KYDronePilot
KYDronePilot

Reputation: 555

Reasons for a "Simple and Stupid" software design

I am currently studying for a software engineering test. One of the study points is to know why we should use a "Simple and Stupid" design principle.

I know this is helpful when reading through someone else's code, but are there any other important reasons for following this principle?

Upvotes: 0

Views: 125

Answers (1)

John Deters
John Deters

Reputation: 4391

All design principles work by influencing the designer to maximize desirable properties and minimize undesirable properties of the system being designed. In the case of software engineering, those include maximizing cohesion, minimizing coupling, and minimizing complexity.
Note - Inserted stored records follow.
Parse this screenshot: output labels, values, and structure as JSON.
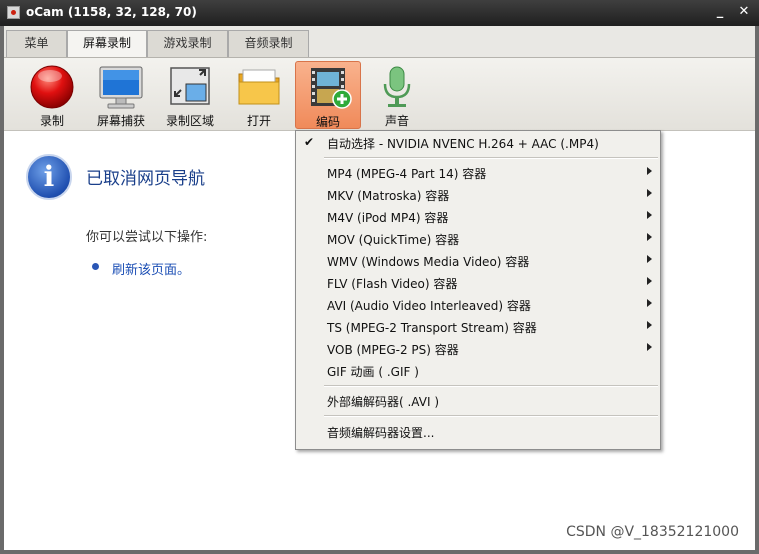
{
  "window": {
    "title": "oCam (1158, 32, 128, 70)"
  },
  "tabs": [
    {
      "label": "菜单"
    },
    {
      "label": "屏幕录制"
    },
    {
      "label": "游戏录制"
    },
    {
      "label": "音频录制"
    }
  ],
  "toolbar": {
    "record": "录制",
    "screenshot": "屏幕捕获",
    "region": "录制区域",
    "open": "打开",
    "codec": "编码",
    "sound": "声音"
  },
  "page": {
    "title": "已取消网页导航",
    "hint": "你可以尝试以下操作:",
    "refresh": "刷新该页面。"
  },
  "menu": {
    "items": [
      {
        "label": "自动选择 - NVIDIA NVENC H.264 + AAC (.MP4)"
      },
      {
        "label": "MP4 (MPEG-4 Part 14) 容器"
      },
      {
        "label": "MKV (Matroska) 容器"
      },
      {
        "label": "M4V (iPod MP4) 容器"
      },
      {
        "label": "MOV (QuickTime) 容器"
      },
      {
        "label": "WMV (Windows Media Video) 容器"
      },
      {
        "label": "FLV (Flash Video) 容器"
      },
      {
        "label": "AVI (Audio Video Interleaved) 容器"
      },
      {
        "label": "TS (MPEG-2 Transport Stream) 容器"
      },
      {
        "label": "VOB (MPEG-2 PS) 容器"
      },
      {
        "label": "GIF 动画 ( .GIF )"
      },
      {
        "label": "外部编解码器( .AVI )"
      },
      {
        "label": "音频编解码器设置..."
      }
    ]
  },
  "watermark": "CSDN @V_18352121000"
}
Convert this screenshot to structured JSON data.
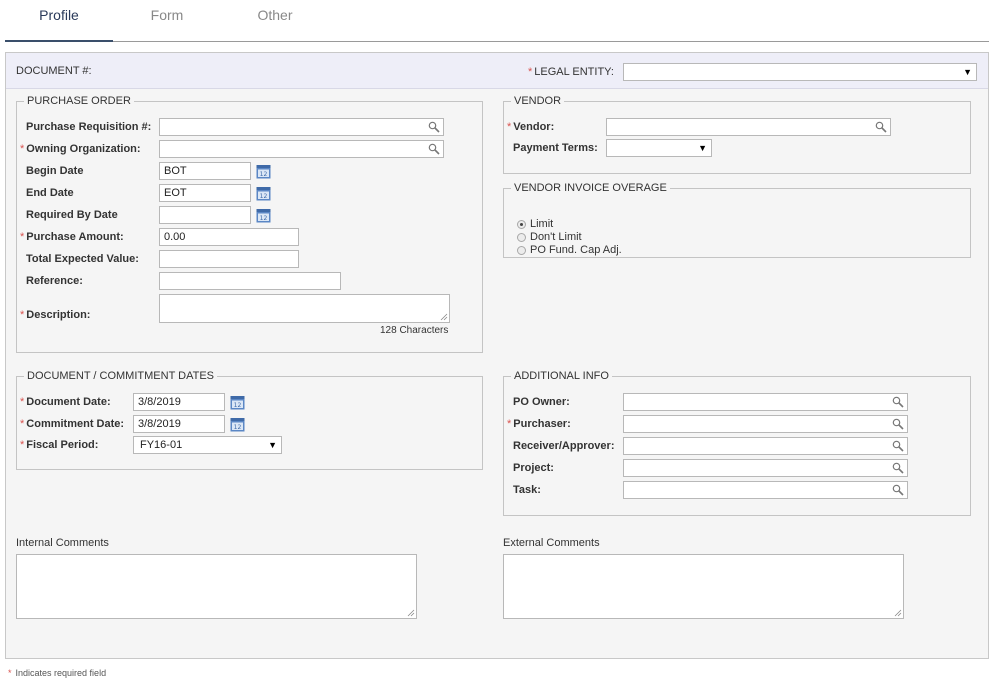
{
  "tabs": [
    {
      "label": "Profile",
      "active": true
    },
    {
      "label": "Form",
      "active": false
    },
    {
      "label": "Other",
      "active": false
    }
  ],
  "doc_bar": {
    "document_label": "DOCUMENT #:",
    "legal_entity_label": "LEGAL ENTITY:",
    "legal_entity_value": ""
  },
  "purchase_order": {
    "legend": "PURCHASE ORDER",
    "purchase_requisition_label": "Purchase Requisition #:",
    "purchase_requisition_value": "",
    "owning_org_label": "Owning Organization:",
    "owning_org_value": "",
    "begin_date_label": "Begin Date",
    "begin_date_value": "BOT",
    "end_date_label": "End Date",
    "end_date_value": "EOT",
    "required_by_label": "Required By Date",
    "required_by_value": "",
    "purchase_amount_label": "Purchase Amount:",
    "purchase_amount_value": "0.00",
    "total_expected_label": "Total Expected Value:",
    "total_expected_value": "",
    "reference_label": "Reference:",
    "reference_value": "",
    "description_label": "Description:",
    "description_value": "",
    "char_counter": "128 Characters"
  },
  "vendor": {
    "legend": "VENDOR",
    "vendor_label": "Vendor:",
    "vendor_value": "",
    "payment_terms_label": "Payment Terms:",
    "payment_terms_value": ""
  },
  "vendor_invoice_overage": {
    "legend": "VENDOR INVOICE OVERAGE",
    "options": [
      "Limit",
      "Don't Limit",
      "PO Fund. Cap Adj."
    ],
    "selected": "Limit"
  },
  "dates": {
    "legend": "DOCUMENT / COMMITMENT DATES",
    "document_date_label": "Document Date:",
    "document_date_value": "3/8/2019",
    "commitment_date_label": "Commitment Date:",
    "commitment_date_value": "3/8/2019",
    "fiscal_period_label": "Fiscal Period:",
    "fiscal_period_value": "FY16-01"
  },
  "additional_info": {
    "legend": "ADDITIONAL INFO",
    "po_owner_label": "PO Owner:",
    "purchaser_label": "Purchaser:",
    "receiver_label": "Receiver/Approver:",
    "project_label": "Project:",
    "task_label": "Task:"
  },
  "comments": {
    "internal_label": "Internal Comments",
    "external_label": "External Comments"
  },
  "footer": {
    "required_note": "Indicates required field",
    "required_marker": "*"
  },
  "colors": {
    "required": "#d9534f",
    "calendar_icon": "#5b87c5",
    "active_tab": "#2a3a5a"
  }
}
Cohesion is the property that says related ideas belong together. If you have a point made up of Cartesian coordinates X, Y, and Z, it is desirable to put all three values into the same set or object. If you have points defined by Polar coordinates, they belong together as well - but maybe not in the same object as the Cartesian coordinates.
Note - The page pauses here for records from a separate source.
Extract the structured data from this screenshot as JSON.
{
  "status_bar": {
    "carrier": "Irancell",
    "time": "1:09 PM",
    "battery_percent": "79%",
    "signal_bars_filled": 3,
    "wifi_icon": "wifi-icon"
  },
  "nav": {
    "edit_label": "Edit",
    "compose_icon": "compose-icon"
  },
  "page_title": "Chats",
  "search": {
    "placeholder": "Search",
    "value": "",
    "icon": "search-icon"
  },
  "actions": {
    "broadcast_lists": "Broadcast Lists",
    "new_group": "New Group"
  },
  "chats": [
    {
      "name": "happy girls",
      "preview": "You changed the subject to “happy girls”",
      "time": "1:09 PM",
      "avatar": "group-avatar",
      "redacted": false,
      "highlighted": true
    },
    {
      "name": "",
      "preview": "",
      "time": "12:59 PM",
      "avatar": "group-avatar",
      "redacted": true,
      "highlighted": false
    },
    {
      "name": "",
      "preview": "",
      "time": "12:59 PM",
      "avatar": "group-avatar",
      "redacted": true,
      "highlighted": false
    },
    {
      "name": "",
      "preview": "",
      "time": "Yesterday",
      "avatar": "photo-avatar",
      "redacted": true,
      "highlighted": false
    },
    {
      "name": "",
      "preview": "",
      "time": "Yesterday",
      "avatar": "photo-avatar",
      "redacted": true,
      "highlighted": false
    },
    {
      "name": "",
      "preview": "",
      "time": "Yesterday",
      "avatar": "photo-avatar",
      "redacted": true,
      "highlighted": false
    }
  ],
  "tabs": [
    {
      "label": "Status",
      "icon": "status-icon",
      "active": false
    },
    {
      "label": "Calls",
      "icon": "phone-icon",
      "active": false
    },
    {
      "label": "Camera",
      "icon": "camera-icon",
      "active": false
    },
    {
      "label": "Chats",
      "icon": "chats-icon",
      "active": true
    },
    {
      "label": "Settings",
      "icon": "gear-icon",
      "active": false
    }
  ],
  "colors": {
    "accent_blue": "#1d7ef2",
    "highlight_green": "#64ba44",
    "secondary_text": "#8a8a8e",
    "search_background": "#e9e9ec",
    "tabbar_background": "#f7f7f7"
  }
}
Coupling is the property by which unrelated things depend on each other. A line depends on two points, but it shouldn’t depend on colors or owners or anything else. Note that if you define a line with two points, it is still a line regardless of if those points were defined as Cartesian or Polar; or with one, two, three, or even more axes. Loose coupling ensures that lines are unchanged regardless of how you specify the individual points.

Complexity is a property of code that measures how many decisions it contains. The higher the complexity, the harder it is to test; the harder it is to test, the higher the chances it will contain a bug. Smaller modules have fewer decision paths to test.

“Simple and Stupid” is a way to think about these properties that drives desirable designs. Simple means “high cohesion” - don’t keep adding stuff to an object just because it might be related - make sure they actually belong together. Stupid means “low complexity” - don’t try to be clever and pack all your logic in a single function. Break your problem down into smaller methods, and describe it in testable details.

You will likely end up with higher quality code if you follow those principles. Readability (as you mentioned above) is only one aspect of quality (but an important one); proper functioning is another; as is testability.